Social Organization. Although today the Kuikuru are egalitarian, there are traces of an earlier system of social ranking among them. Thus, to become village chief or a trading-game captain, a man must be anetï, that is, a member of a bilateral "lineage" to which former chiefs belonged. The chief today does little in the way of mobilizing labor. Most activities requiring the cooperation of persons beyond the nuclear family are planned through informal discussion, the organizer of a work party repaying with food and drink those who helped him.
Political Organization. Chieftainship is presently not a strong institution among the Kuikuru. In 1953-1954 the incumbent headman was a quiet individual who played a very small role in village affairs. Another, more vigorous individual, though not an anetï, took over the de facto role of chief. In 1975 there were three Kuikuru chiefs. The oldest served mostly in a ceremonial capacity, for example, when the village engaged in intervillage ceremonies. The next oldest exercised more authority in economic matters, such as the distribution of goods and the mobilization of labor for fish poisoning. The third aneti chose to play no leadership role at all. The Kuikuru tell of past chiefs, like Afukaká, who, because of the strength of his personality, exercised considerably more control of village life than did later chiefs. A recognized chiefly function is to exhort teenage boys and young men to rise early, bathe in the nearby lake, and live up to tribal norms.
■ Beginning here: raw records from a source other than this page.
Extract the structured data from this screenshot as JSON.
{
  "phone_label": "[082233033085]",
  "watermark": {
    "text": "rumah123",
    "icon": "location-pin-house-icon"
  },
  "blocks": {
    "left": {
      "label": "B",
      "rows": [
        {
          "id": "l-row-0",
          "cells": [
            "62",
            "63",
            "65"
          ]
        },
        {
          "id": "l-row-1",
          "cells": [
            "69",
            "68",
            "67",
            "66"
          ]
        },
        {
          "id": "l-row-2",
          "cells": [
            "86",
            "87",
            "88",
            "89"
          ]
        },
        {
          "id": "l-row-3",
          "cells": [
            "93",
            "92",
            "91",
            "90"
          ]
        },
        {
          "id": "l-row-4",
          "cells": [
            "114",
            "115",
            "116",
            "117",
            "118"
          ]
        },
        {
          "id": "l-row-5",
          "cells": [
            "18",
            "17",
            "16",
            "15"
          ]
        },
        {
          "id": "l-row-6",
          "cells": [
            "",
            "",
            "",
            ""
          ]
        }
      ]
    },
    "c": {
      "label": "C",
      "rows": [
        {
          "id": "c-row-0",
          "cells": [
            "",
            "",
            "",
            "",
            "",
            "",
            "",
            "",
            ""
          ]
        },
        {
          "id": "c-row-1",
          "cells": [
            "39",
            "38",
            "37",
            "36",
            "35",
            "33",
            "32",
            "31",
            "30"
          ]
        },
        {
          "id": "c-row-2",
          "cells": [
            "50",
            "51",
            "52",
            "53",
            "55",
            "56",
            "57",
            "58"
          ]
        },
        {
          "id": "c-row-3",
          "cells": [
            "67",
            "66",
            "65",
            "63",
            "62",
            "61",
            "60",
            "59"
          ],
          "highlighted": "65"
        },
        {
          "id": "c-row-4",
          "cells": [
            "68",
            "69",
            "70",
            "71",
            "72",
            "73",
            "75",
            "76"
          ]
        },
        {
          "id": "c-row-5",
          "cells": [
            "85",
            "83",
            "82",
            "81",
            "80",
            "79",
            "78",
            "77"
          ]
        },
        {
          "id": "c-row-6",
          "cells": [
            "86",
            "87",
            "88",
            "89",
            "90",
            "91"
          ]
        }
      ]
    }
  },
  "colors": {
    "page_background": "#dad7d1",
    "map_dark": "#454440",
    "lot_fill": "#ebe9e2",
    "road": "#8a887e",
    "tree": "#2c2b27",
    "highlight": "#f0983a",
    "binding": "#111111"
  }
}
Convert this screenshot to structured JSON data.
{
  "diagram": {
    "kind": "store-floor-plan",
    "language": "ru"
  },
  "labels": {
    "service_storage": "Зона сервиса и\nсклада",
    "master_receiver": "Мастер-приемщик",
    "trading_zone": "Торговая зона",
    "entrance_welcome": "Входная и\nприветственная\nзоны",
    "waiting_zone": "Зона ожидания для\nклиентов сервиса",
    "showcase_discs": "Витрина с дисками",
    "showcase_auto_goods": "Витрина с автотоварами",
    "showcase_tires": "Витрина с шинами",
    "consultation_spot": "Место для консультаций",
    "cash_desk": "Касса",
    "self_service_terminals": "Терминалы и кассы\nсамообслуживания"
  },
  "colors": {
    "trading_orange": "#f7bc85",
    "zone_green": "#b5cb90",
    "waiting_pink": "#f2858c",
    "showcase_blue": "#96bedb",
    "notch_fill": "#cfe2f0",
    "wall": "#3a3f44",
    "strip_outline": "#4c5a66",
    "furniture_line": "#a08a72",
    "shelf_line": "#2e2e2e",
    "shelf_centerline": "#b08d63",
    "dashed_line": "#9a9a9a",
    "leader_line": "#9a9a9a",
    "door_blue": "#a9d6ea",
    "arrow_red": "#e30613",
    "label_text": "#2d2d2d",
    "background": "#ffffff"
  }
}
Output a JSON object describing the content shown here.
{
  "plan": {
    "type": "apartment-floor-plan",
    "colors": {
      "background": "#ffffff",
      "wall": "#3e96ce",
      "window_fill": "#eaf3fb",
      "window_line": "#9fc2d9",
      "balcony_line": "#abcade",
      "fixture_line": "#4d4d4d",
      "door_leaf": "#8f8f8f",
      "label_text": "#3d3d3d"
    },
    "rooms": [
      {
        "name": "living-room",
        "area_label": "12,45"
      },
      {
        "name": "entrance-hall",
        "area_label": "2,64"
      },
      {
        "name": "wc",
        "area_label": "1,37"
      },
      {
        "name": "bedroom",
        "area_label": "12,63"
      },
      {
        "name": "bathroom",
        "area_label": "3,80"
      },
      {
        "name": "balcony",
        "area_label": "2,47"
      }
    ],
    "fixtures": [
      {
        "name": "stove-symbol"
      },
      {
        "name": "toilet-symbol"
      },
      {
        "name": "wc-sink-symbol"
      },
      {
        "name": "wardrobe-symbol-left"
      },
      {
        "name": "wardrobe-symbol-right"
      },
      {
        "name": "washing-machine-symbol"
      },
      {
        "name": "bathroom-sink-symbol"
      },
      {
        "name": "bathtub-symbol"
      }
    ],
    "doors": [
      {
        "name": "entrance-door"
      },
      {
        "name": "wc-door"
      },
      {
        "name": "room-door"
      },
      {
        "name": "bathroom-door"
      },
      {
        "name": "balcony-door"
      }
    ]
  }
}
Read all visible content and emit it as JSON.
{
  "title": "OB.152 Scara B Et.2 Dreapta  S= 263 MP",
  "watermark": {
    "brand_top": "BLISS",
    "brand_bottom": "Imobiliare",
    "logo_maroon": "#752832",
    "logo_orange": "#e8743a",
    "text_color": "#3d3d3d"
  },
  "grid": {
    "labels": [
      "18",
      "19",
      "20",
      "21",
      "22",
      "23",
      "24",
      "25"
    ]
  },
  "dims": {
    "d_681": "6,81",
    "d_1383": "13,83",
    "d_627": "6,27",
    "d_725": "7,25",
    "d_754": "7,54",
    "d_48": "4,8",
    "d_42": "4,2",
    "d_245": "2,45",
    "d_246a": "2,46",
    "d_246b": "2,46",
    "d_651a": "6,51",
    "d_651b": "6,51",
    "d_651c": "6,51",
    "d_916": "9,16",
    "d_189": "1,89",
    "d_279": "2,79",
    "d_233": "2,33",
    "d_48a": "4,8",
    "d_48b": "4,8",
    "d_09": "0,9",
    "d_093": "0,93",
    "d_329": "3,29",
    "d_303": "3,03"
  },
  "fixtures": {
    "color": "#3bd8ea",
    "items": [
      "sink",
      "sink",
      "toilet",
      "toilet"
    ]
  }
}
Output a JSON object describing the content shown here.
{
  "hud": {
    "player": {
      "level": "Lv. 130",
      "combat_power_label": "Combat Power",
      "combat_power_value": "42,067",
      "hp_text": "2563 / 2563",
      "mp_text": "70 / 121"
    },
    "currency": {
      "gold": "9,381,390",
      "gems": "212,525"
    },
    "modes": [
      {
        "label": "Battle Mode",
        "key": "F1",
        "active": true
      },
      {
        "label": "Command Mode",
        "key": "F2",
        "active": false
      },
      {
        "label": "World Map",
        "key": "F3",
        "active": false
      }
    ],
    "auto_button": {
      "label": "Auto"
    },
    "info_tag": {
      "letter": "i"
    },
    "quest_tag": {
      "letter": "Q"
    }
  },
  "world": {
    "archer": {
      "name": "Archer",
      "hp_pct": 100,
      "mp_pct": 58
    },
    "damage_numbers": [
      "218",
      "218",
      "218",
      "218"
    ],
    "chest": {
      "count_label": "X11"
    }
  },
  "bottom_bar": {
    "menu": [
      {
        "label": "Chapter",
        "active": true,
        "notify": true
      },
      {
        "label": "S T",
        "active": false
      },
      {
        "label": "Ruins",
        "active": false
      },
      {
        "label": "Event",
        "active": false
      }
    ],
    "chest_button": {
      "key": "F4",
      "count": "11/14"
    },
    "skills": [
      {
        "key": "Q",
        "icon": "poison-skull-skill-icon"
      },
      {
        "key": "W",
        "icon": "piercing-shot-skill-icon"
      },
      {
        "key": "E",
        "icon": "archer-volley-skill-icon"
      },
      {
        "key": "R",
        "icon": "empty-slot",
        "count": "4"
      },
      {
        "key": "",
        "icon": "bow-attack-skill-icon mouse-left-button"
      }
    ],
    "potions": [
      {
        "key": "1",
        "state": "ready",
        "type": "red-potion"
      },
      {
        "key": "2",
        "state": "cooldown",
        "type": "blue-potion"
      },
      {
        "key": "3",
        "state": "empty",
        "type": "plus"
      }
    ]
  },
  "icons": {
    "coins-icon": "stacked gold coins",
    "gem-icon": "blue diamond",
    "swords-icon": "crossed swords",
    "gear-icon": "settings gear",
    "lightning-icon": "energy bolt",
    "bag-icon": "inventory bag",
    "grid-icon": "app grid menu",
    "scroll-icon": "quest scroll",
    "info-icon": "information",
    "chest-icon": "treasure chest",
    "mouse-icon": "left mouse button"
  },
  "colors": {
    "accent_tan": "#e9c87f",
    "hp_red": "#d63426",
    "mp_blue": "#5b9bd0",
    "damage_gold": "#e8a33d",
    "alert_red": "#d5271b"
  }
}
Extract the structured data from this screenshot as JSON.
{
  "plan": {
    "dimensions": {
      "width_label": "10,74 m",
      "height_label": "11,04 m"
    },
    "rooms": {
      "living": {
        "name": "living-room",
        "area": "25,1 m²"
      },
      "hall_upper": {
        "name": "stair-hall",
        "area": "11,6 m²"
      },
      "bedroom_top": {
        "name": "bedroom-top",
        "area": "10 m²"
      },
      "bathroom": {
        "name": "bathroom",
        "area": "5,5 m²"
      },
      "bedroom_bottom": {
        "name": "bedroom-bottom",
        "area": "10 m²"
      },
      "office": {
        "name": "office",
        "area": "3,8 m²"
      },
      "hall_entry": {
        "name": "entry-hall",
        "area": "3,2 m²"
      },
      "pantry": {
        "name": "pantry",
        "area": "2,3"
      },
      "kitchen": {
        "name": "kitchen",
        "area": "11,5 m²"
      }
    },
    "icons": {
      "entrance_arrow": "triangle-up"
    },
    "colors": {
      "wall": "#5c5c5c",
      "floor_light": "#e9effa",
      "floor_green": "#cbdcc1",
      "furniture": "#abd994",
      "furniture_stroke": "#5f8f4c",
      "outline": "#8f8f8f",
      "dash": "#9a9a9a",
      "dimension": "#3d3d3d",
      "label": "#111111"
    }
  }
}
Social Control. Scarcely any formal means of social control exists in the Kuikuru village. The chief plays no role in maintaining order or in punishing offenders if norms are violated. However, the Kuikuru are strongly socialized from childhood to be amiable and to refrain from expressing anger. Indeed, fights among men in the village are unknown. A dislike of being thought stingy, quarrelsome, or aggressive keeps village life running smoothly. Allegations of witchcraft within the village are not uncommon, and fear of being thought a witch serves as a strong deterrent against antisocial behavior. This fear, moreover, is well grounded, since at least four village members have been executed as witches over a period of twenty-five years. If a death is suspected as being the result of witchcraft, the father, brother, or son of the victim asks the shaman to ascertain the witch's identity; the deceased's relatives may take it upon themselves to kill the alleged sorcerer. Beyond this, there is no recourse against any offense committed within the village except "bad-mouthing" the guilty party to others.
Conflict. Ever since the upper Xingu Basin was discovered in 1884, the Kuikuru and their immediate neighbors have been at peace with one another. The one incident of violence involving the Kuikuru was their murder, around 1935, of five visiting Yarumá from a now-extinct village of Carib-speaking Indians located east of the Rio Kuluene. Several groups outside the upper Xingu Basin, recognized by the Kuikuru as Ngikogo, have attacked Xinguano villages at various times. These hostile tribes include the Shavante to the east, the Suya to the northeast, the Chukahamay (Mekranotí) to the north, and the Txikão to the west. There is archaeological evidence in the form of defensive trenches to indicate that, centuries ago, warfare was prevalent in the upper Xingu. However, no oral tradition of this survives.